Daley Blind im Duell mit Lionel Messi

BR24 Sport Daley Blind - ein Routinier als Notlösung für das große Ziel

Stand: 06.01.2023 14:54 Uhr

Mit Daley Blind verpflichtet der FC Bayern einen erfahrenen Abwehrspieler, um die Löcher in der Personaldecke zu stopfen. Doch was bringt der 32-Jährige Niederländer nach München mit?

Von Raphael Weiss

13 Minuten war die WM alt, als sich Lucas Hernandez mit Schmerzensschreien an das Knie Griff und in München die Alarmglocken schrillten. Nur wenig später waren die schlimmsten Befürchtungen (Kreuzbandriss) wahr und dem FC Bayern klar, dass im Winter Handlungsbedarf besteht, wenn man die ambitionierten Saisonziele erreichen möchte. Meisterschaft, Pokal, Champions League. Spätestens als auch bei Rechtsverteidiger Noussair Mazraoui eine Entzündung im Herzen festgestellt wurde, waren schnelle Lösungen in München gefragt.

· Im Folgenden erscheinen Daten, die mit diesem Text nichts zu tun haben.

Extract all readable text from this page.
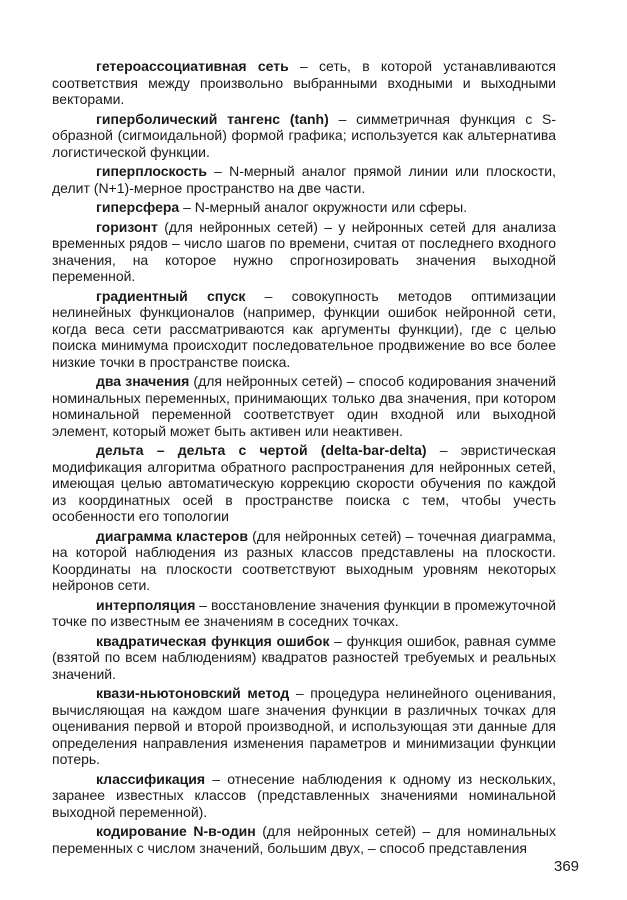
гетероассоциативная сеть – сеть, в которой устанавливаются соответствия между произвольно выбранными входными и выходными векторами.

гиперболический тангенс (tanh) – симметричная функция с S-образной (сигмоидальной) формой графика; используется как альтернатива логистической функции.

гиперплоскость – N-мерный аналог прямой линии или плоскости, делит (N+1)-мерное пространство на две части.

гиперсфера – N-мерный аналог окружности или сферы.

горизонт (для нейронных сетей) – у нейронных сетей для анализа временных рядов – число шагов по времени, считая от последнего входного значения, на которое нужно спрогнозировать значения выходной переменной.

градиентный спуск – совокупность методов оптимизации нелинейных функционалов (например, функции ошибок нейронной сети, когда веса сети рассматриваются как аргументы функции), где с целью поиска минимума происходит последовательное продвижение во все более низкие точки в пространстве поиска.

два значения (для нейронных сетей) – способ кодирования значений номинальных переменных, принимающих только два значения, при котором номинальной переменной соответствует один входной или выходной элемент, который может быть активен или неактивен.

дельта – дельта с чертой (delta-bar-delta) – эвристическая модификация алгоритма обратного распространения для нейронных сетей, имеющая целью автоматическую коррекцию скорости обучения по каждой из координатных осей в пространстве поиска с тем, чтобы учесть особенности его топологии

диаграмма кластеров (для нейронных сетей) – точечная диаграмма, на которой наблюдения из разных классов представлены на плоскости. Координаты на плоскости соответствуют выходным уровням некоторых нейронов сети.

интерполяция – восстановление значения функции в промежуточной точке по известным ее значениям в соседних точках.

квадратическая функция ошибок – функция ошибок, равная сумме (взятой по всем наблюдениям) квадратов разностей требуемых и реальных значений.

квази-ньютоновский метод – процедура нелинейного оценивания, вычисляющая на каждом шаге значения функции в различных точках для оценивания первой и второй производной, и использующая эти данные для определения направления изменения параметров и минимизации функции потерь.

классификация – отнесение наблюдения к одному из нескольких, заранее известных классов (представленных значениями номинальной выходной переменной).

кодирование N-в-один (для нейронных сетей) – для номинальных переменных с числом значений, большим двух, – способ представления

369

Dass diese Lösung Daley Blind heißen würde, hatten wohl nur ganz wenige auf dem Zettel. Der Niederländer war zwar bei der Weltmeisterschaft eine wichtige Stütze im Team von Trainer Louis van Gaal und maßgeblich daran beteiligt, dass die Niederlande ins Viertelfinale einzogen: Mit einem Tor und einer Vorlage war er der Matchwinner beim 3:1-Sieg der Oranje über die USA. Doch eigentlich dachte man, dass sich Blind eher im Spätherbst seiner Karriere befindet und die ganz großen Ambitionen hinter sich gelassen hatte.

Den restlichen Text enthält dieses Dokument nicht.